Hal Gage, Fine Art Photography - Ice

halgage@alaska.net
Minutiae
Unlike painting and drawing, photography requires a disconnect of time between the moment of emotional epiphany and the visual manifestation of that creation. The painter sees the brush stroke on the canvas almost instantaneous. The sculpture gets feedback continuously with each cut of the chisel. The photograph is only realized when, much later after the exposure, film is process and the print is made. This disconnect between conception and realization has made pre-visualization (conceiving the final print in the minds eye) part of the aesthetic of photography. Unfortunately this gives many opportunities to reinterpret, and in my opinion mitigate the original moment of creation

Until the invention of Polaroid photographic materials, photographic creation largely resided in the mind of the artist until the print could be made hours, days and often years after the initial emotional empitious through the release of the shutter that generated the image.

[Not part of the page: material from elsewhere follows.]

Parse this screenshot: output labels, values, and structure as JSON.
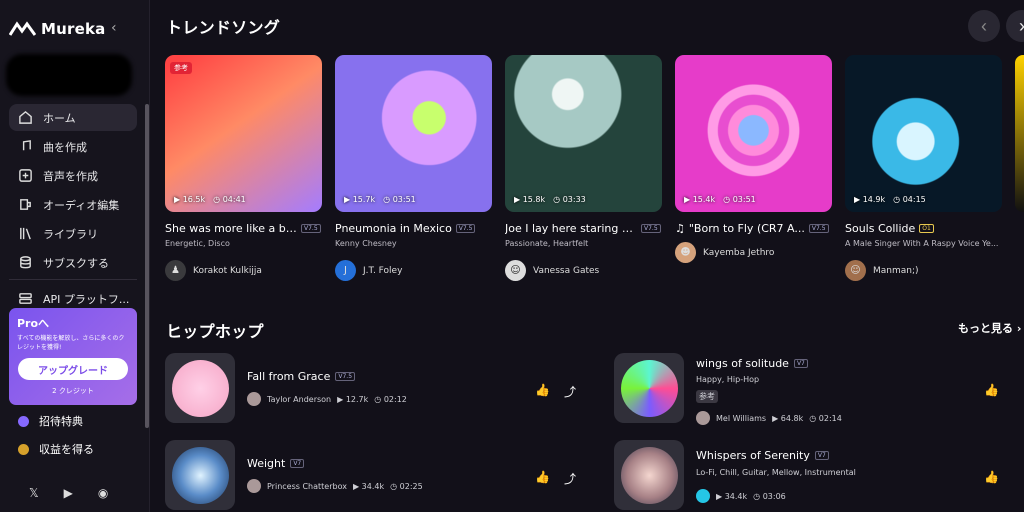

This series was a reaction to that disconnect in the photographic process. Polaroid print materials allow a level of visual feedback that, at the time was not available through conventional photographic processes.

Along with symetery and formal composition, this series of original Polaroid camera mono-prints, in their diminutive size (2" square), plays with the eye and the interpretation of the tonal information of a photograph.

Visually, I chose a subject and lighting style that suited the contrast and high sensitive to light that the Polaroid materials exhibited. In the high-key work, I sought to investigate the psycological relationship between how the eye preceives positive and negative space as well as the translation of that visual information into depth and volume.